Divorce is about you. Custody is about your kids

In all the sound and fury of your divorce and fight for child custody, you should keep one thought ever-present in your mind. The marriage was a choice you made with your ex when both of you felt that there was love to be shared and the promise of a future together. This was a choice of romantic partner, something we are all free to make and free to break when betrayal or loss of feeling dissolves that romantic bond. But no matter what you feel about your ex-spouse personally, no matter how badly they hurt you or how reprehensible they acted as a romantic partner, there is a big difference between being a bad spouse and being a bad Co-Parent. A difference that many divorcees have trouble seeing and working with after the divorce.

Custody Battles Hurt Children

The first and most important thing to understand is that fighting between parents, any fighting ever, hurts the children of that couple. If they see it, if they hear it, if they know it’s happening children become afraid for themselves and their parents and less sure of their own safety.
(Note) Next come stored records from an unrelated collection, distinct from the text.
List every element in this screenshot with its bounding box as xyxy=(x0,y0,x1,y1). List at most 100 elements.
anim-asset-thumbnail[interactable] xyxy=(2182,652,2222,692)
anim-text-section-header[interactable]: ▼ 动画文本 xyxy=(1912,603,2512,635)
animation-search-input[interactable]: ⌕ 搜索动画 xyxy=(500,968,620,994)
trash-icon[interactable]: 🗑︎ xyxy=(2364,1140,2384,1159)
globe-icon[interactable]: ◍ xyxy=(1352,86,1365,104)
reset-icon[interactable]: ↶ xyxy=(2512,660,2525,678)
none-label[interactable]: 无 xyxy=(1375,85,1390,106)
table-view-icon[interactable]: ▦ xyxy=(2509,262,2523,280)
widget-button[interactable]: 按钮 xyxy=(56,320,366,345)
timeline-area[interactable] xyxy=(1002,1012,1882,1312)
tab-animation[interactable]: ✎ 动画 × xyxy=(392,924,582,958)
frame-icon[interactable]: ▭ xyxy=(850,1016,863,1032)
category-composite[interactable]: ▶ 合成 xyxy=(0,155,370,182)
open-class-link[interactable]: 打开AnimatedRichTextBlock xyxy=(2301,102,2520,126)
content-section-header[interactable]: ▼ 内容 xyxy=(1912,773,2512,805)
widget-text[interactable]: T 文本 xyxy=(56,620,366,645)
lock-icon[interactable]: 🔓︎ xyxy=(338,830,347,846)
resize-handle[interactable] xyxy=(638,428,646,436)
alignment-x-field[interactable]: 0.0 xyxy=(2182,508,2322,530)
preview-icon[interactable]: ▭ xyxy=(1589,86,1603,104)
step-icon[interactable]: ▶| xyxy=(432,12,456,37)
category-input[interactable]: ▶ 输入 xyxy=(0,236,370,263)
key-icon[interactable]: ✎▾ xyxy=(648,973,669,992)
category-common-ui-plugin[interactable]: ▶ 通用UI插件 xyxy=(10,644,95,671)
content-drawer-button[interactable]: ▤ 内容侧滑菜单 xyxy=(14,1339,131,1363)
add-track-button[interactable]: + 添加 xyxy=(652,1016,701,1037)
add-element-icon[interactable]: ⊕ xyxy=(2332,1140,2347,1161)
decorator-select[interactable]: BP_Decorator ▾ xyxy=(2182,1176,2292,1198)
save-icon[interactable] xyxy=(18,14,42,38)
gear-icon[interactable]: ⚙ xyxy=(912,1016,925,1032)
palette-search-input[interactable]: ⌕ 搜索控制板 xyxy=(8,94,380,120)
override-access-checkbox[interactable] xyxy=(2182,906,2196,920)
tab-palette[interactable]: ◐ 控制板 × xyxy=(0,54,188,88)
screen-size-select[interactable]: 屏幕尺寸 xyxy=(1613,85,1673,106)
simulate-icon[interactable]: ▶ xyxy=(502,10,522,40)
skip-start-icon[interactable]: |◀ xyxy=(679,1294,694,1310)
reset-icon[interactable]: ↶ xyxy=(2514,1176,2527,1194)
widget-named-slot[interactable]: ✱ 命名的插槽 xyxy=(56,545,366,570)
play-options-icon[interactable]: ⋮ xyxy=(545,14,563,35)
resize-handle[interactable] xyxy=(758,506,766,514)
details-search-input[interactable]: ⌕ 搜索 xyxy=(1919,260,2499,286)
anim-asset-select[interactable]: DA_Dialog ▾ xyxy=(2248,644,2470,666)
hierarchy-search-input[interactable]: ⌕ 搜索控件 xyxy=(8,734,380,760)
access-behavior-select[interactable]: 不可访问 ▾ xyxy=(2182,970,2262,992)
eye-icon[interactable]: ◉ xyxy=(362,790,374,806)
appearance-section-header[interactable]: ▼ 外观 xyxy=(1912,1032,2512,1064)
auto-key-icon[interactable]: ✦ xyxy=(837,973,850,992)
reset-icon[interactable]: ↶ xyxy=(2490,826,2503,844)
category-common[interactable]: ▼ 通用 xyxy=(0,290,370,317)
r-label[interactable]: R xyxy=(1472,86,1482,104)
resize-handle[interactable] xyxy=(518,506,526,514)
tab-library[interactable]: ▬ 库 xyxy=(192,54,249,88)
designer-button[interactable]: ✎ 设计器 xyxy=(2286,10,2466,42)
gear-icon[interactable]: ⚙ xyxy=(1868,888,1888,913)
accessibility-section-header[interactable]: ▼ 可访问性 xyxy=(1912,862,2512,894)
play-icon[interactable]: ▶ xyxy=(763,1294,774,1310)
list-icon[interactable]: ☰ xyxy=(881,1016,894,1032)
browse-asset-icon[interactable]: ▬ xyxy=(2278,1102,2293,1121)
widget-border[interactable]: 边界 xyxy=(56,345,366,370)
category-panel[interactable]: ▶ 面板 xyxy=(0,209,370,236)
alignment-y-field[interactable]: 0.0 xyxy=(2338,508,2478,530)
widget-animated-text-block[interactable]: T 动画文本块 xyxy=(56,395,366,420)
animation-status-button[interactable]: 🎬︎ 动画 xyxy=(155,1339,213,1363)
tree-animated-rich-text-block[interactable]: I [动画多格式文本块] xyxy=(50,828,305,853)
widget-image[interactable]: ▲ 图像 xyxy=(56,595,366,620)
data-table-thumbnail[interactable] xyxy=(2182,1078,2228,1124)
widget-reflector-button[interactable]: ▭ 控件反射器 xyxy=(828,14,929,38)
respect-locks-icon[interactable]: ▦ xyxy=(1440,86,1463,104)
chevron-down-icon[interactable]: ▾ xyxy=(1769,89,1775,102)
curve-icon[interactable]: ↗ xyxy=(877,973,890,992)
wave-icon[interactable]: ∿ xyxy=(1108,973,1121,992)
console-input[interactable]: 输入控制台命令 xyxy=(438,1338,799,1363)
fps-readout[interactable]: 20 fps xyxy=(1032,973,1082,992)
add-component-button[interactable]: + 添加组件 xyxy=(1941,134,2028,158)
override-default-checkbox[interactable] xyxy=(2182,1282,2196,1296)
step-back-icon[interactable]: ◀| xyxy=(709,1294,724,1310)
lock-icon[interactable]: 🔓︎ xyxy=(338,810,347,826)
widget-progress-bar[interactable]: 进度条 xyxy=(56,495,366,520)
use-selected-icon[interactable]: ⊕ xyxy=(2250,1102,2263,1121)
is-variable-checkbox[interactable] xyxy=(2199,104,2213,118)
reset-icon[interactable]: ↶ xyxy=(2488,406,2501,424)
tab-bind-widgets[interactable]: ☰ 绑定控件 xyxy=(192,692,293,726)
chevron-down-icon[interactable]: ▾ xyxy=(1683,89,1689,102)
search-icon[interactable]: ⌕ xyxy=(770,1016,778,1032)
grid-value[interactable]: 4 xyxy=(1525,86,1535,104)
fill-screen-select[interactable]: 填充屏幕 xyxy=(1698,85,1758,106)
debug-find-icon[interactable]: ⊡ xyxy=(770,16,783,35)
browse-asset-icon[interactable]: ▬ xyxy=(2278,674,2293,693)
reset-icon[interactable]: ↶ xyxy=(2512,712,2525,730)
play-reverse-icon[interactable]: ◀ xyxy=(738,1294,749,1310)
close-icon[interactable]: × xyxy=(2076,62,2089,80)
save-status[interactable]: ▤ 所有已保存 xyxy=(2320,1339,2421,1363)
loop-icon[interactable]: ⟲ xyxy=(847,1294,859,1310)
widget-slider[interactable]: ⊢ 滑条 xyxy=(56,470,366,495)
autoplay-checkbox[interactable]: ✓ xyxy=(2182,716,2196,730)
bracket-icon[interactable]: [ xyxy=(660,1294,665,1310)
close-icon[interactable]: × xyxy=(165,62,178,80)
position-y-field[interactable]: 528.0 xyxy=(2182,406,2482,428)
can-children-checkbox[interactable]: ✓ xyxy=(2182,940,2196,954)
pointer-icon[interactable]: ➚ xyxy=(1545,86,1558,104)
Not to mention blaming themselves for a fight that is clearly about them.

This is why custody battles are so damaging to your kids. Children of divorce can be happy and healthy if their parents are calm and cooperative. Almost universally, if you see a child of divorce with unfortunate emotional or behaviour problems, the parents likely fought over custody. You may want to hurt your ex to get back at them or deny them any form of happiness, but this hurts your children much more. Children need both parents and if you can be calm about this, everyone including you can get what they need.

What Makes a Bad Spouse

The biggest conflict between divorce and co-parenting is trust. Marrying someone is like saying “I trust you to always care about me”. When a marriage breaks down because of abuse, infidelity, or even simple neglect, it is a betrayal of that trust. Your spouse failed to hold up their end of the bargain to love and cherish you forever and to always make decisions with your shared best interests in mind. They may have spent money irresponsibly, had romantic interaction with other people, or even turned hostility toward you in the home. That makes them a bad spouse and if you were mistreated or neglected, divorce was the right option. However, these traits and actions aren’t necessarily what makes a good or bad parent.

What Makes a Good Parent

What makes a good parent is responsibility and compassion for the kids. If your ex is always on time to pick them up from school or events, if they attend soccer games and make time for homework in the evening, and if they would at least try to lift a car or stop a train to save your children; they are most likely a good parent. There are many people who never have a supportive romantic relationship who are still devoted to their children. There may even be a few traits you don’t care for, like a certain amount of childishness, that make them bad partners but better parents.

It’s important to remember that even the actions they took that hurt you so badly may not be dangerous for the kids if they continue. If your spouse was a heartless partner, judge their compassion with the children before crying ‘unfit’. If they were financially irresponsible, set reasonable requirements for safe visitation but don’t try to deny custody rights completely. This is bad for the kids and may even reflect badly on you in the custody courts.

Learning to Co-Parent

Finally, the most important thing about separating the divorce from the custody agreement is the need to co-parent. Many studies have found that children are happier and healthier with a strong loving connection to both parents. Even if one parent was the cause of the divorce. Remember, the divorce wasn’t about the kids and custody shouldn’t be made to be about the divorce.

The most important thing about co-parenting is simultaneously establishing personal boundaries between you and your ex while working together to build a good parenting network. Two homes, two phone numbers, two safety nets for your kids to fall back on when school gets tough. Try treating your ex like one of your kids’ teachers you don’t much care for. You have to work with them, both of you want what’s best for the kids. A united front is better that conflicting messages. You don’t have to like each other, you just have to coordinate parenting and be there to support your children.

No matter how you feel about the divorce, work together to do what is best for the kids.